I’m relatively certain they would want me to post something they did right, but I don’t want to take the risk that because I’ve been identified as a dissenter that they might make an example of me.

The fourth letter was from the customer service manager at DIA, and his was personal and sincere. Since there was no warning on his letter, I will post the contents with the name of the offending officer redacted:

I regret this incident and I thank you for bringing it to my attention. It has been, and remains your option to not use the Advanced Imaging Technology (AIT) scanners, regardless of which technology is in use, and there is no reason necessary. Officer ——‘s comments were uncalled for and I will make sure his manager understands that they were also unwanted, rude, and incorrect in this case.
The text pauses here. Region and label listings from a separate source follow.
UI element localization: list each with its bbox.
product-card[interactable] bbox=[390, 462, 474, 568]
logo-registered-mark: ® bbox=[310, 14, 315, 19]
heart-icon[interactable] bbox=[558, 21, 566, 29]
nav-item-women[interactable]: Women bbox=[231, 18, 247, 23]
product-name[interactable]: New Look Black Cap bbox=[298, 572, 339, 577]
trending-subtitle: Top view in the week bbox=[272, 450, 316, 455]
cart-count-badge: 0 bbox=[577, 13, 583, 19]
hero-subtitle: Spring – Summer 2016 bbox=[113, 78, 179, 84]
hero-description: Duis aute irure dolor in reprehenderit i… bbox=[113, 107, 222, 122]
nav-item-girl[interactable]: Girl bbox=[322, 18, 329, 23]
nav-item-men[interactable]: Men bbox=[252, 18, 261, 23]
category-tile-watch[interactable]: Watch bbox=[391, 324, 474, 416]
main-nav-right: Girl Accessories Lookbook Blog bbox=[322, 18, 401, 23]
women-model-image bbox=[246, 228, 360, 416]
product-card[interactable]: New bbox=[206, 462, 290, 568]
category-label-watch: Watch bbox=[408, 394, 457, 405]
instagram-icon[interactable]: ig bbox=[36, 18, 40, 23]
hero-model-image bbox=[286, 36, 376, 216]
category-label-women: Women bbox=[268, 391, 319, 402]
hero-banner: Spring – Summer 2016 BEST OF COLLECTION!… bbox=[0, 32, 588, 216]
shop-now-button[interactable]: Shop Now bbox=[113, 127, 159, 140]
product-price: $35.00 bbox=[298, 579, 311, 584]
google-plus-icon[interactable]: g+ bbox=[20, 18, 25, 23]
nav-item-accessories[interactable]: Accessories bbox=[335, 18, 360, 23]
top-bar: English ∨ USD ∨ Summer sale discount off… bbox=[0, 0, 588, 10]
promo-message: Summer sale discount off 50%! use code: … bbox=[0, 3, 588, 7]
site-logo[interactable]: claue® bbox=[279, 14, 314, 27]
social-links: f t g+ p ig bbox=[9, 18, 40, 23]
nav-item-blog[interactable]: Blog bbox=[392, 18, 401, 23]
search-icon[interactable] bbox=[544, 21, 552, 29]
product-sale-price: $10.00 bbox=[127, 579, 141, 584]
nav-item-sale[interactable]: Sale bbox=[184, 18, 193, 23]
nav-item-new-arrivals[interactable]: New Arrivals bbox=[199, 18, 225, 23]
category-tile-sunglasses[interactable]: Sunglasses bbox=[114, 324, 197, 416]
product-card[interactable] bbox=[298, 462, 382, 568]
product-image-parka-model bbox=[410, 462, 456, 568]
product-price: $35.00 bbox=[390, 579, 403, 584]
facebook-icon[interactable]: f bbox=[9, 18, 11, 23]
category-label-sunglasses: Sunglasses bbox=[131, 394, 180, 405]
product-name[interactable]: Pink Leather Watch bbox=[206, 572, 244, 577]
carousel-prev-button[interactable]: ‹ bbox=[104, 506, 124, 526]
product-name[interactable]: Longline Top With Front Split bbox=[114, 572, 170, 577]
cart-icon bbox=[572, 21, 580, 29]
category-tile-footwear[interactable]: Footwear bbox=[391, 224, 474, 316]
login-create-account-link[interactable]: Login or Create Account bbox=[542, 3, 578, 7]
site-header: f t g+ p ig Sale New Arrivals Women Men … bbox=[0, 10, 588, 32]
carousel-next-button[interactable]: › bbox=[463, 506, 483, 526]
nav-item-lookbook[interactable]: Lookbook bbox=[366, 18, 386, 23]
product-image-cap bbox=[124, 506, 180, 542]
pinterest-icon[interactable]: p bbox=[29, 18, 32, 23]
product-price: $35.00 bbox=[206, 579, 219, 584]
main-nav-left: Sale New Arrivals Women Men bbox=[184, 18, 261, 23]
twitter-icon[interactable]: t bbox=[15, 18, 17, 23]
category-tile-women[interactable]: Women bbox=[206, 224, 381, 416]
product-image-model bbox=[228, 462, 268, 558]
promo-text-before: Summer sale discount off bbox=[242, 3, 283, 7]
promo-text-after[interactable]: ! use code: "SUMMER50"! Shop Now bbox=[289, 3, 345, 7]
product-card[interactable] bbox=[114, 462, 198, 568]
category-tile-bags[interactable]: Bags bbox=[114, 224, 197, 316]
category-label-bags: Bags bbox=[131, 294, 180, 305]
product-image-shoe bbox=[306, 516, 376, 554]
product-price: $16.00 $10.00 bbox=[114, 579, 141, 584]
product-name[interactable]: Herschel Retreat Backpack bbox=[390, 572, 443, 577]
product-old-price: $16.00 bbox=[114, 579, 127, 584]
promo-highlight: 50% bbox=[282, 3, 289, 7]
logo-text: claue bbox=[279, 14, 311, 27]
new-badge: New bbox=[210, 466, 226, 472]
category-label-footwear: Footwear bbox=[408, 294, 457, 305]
Please understand that we take a report like this seriously and this individual will be dealt with appropriately.

Please feel free to contact me by email or phone at any time.

His email included his contact information. I plan to craft a well-written reply, telling this man about my work in patient advocacy and thanking him for taking me seriously. I don’t want the agent’s job (he could have something going on in his personal life for all I know, and I don’t want to treat him as badly and ignorantly as he treated me), but I do want to suggest that TSA officers be instructed that they aren’t qualified to make health care decisions for passengers.

After all of this drama, two of my friends suggested that I need to do more with this. One told me I needed to blog about it, and the other told me that I really needed to make a website with my patient advocacy information. They were both right. My biggest focus in patient advocacy at the moment is patient rights, and this definitely falls under that scope. There are a lot more rights that patients have when traveling that I didn’t know (like you can bring any size bottle of medication, prescription or not, and you don’t have to have it x-rayed, but you do have to submit it to a visual inspection), and I think it would be very good to put it out there in an easy to access form.

Honestly, I know nothing about designing a web site. I have plenty of content, but I’m not sure how to get it up and arranged. I guess this is something I need to learn. Anyone out there have any suggestions about where I start?